The success of any organization comes down to one thing: How well it organizes it’s members to focus on and work towards the same purpose. As leaders we have to continually define what is most important. By using the SMART acronym we can clarify expectations and accomplish more.
The more specific the goal the more likely it is to suceed. HOw many times have you said, “This is not what I meant!” Specific goals take the wigle room out of accountability. Try to avoid generalities. Make it as clear and focused as possible.
- What do I mean by theat?
- What would success look like if I saw it?
- What would I observe or hear?
Do your best to avoid subjective measurements. Can you count what you expect from this goal?
- How much, how well or what level or degree?
- How will I know when it’s accomplished well?
- What’s an objective way to evaluate this?

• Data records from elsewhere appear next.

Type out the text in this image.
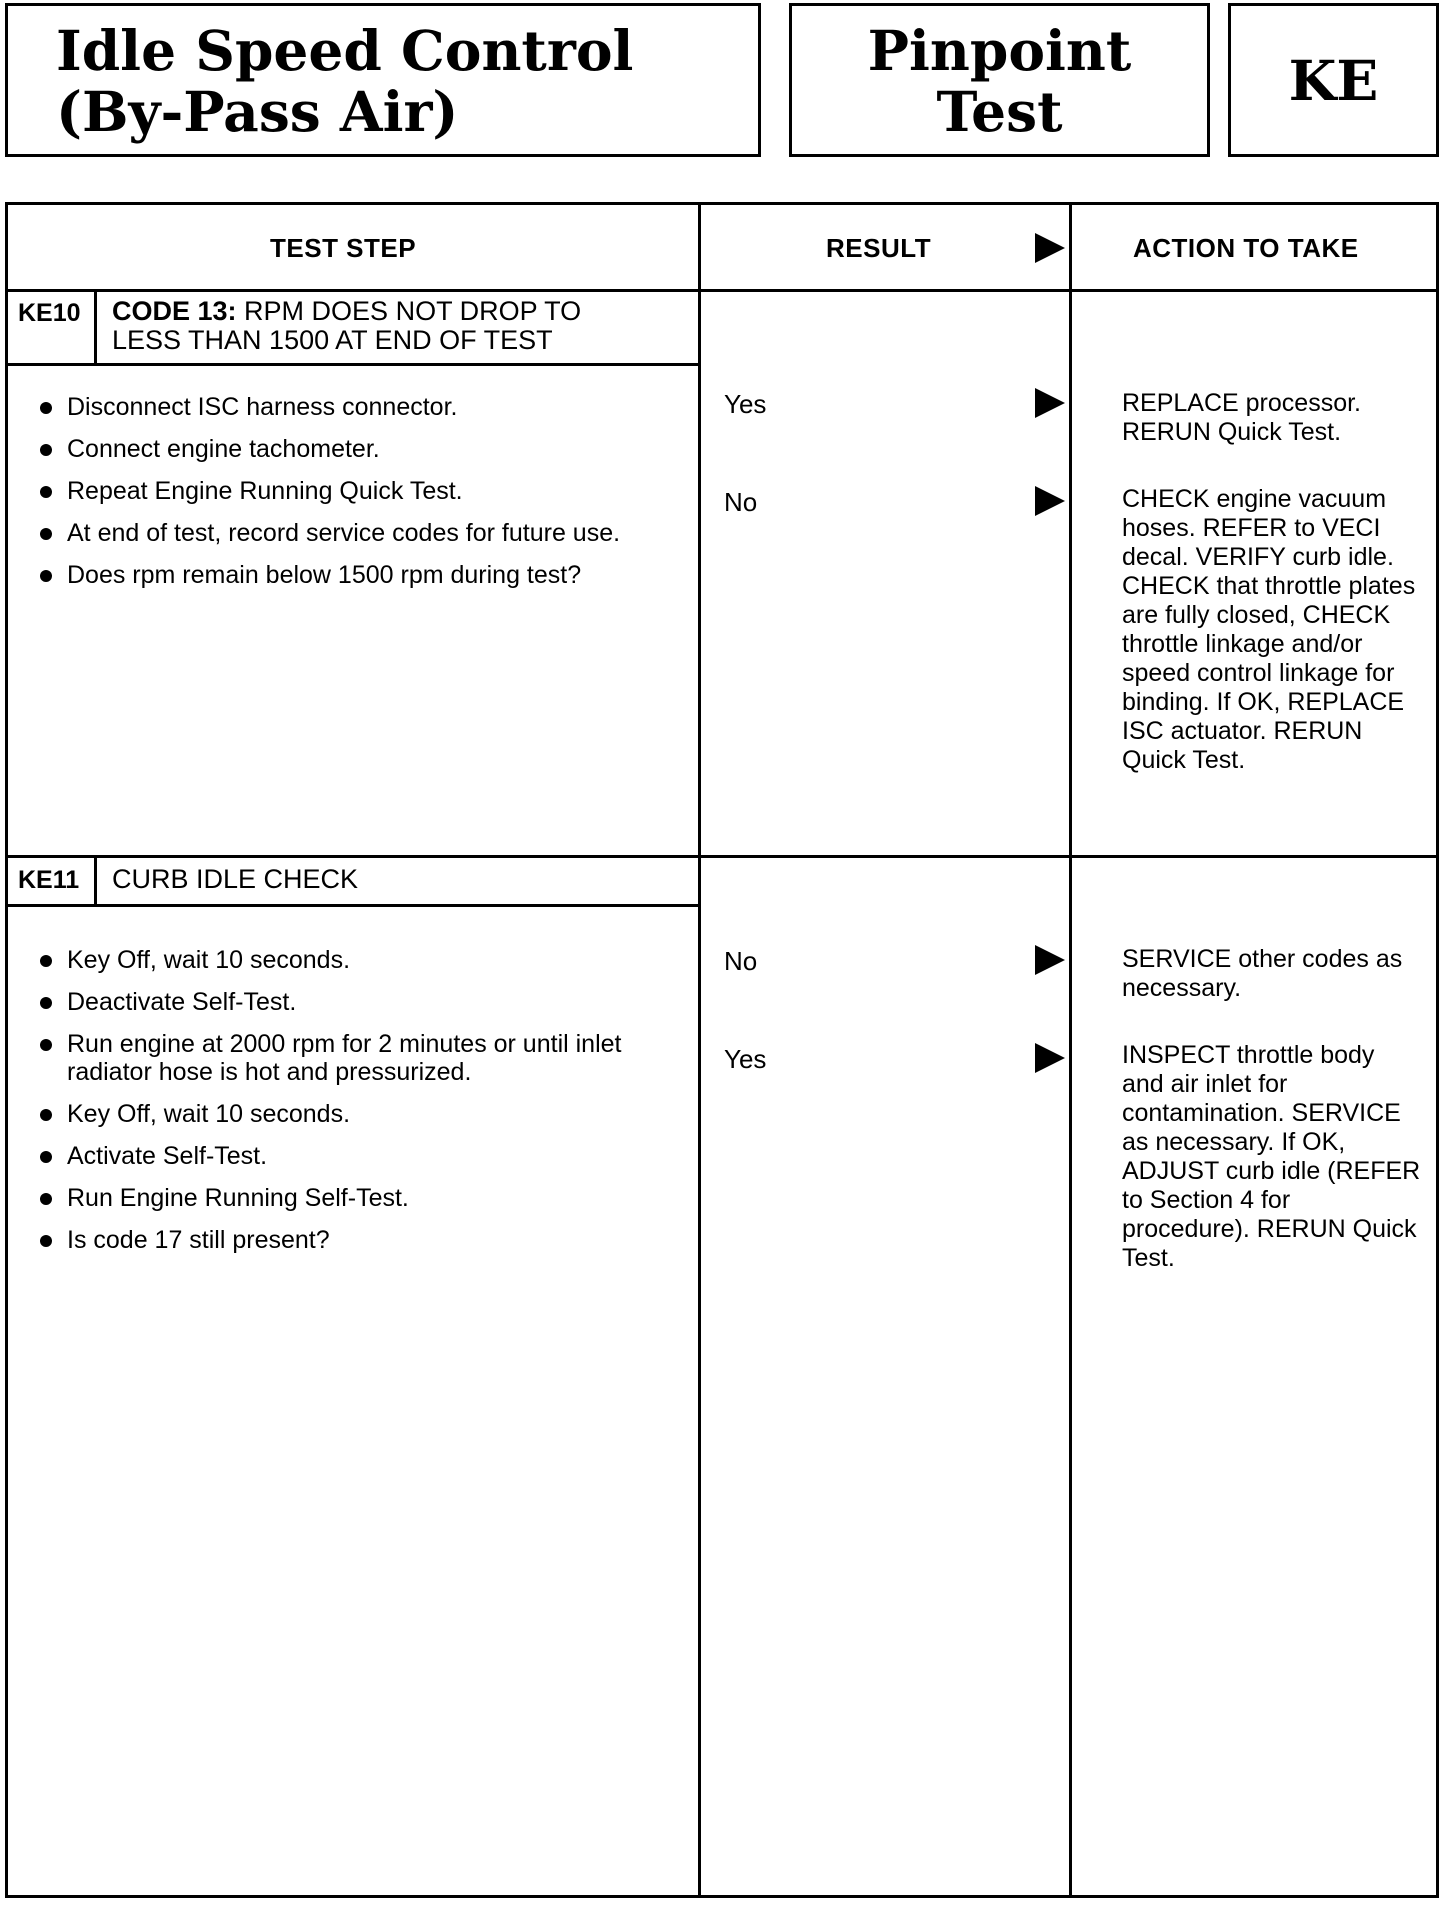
Idle Speed Control
(By-Pass Air)
Pinpoint
Test	KE
TEST STEP	RESULT	ACTION TO TAKE
KE10 CODE 13: RPM DOES NOT DROP TO
LESS THAN 1500 AT END OF TEST
Disconnect ISC harness connector.
Connect engine tachometer.
Repeat Engine Running Quick Test.
At end of test, record service codes for future use.
Does rpm remain below 1500 rpm during test?
Yes	REPLACE processor. RERUN Quick Test.
No	CHECK engine vacuum hoses. REFER to VECI decal. VERIFY curb idle. CHECK that throttle plates are fully closed, CHECK throttle linkage and/or speed control linkage for binding. If OK, REPLACE ISC actuator. RERUN Quick Test.
KE11 CURB IDLE CHECK
Key Off, wait 10 seconds.
Deactivate Self-Test.
Run engine at 2000 rpm for 2 minutes or until inlet radiator hose is hot and pressurized.
Key Off, wait 10 seconds.
Activate Self-Test.
Run Engine Running Self-Test.
Is code 17 still present?
No	SERVICE other codes as necessary.
Yes	INSPECT throttle body and air inlet for contamination. SERVICE as necessary. If OK, ADJUST curb idle (REFER to Section 4 for procedure). RERUN Quick Test.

Goals that are action oriented help keep the focus where it should be: on your team’s behavior. Focus goals on what you observe: results, action or behavior. For example, the goal of maintaining an attitude of serving others, how would I know it when I see it? What does it look like? We cannot measure attitudes or intentions.
- What would this look like or how could they prove it to me?
Avoid asking for perfection and the unattainable.
- How likely is the employee able to accomplish this?
- What is the probability of success?
- How confident am I that this person can accomplish this?
“As soon as possible” is not a time bound statement. Avoid making assumptions about priorities and urgencies. This will remove the ambiguity of when it should be accomplished.
- What time of the day does it need to be done?
- What other work is dependent on this?
Using questions helps clarify expectations, which is the number cause of poor performance!
What type of questions do you need to work on?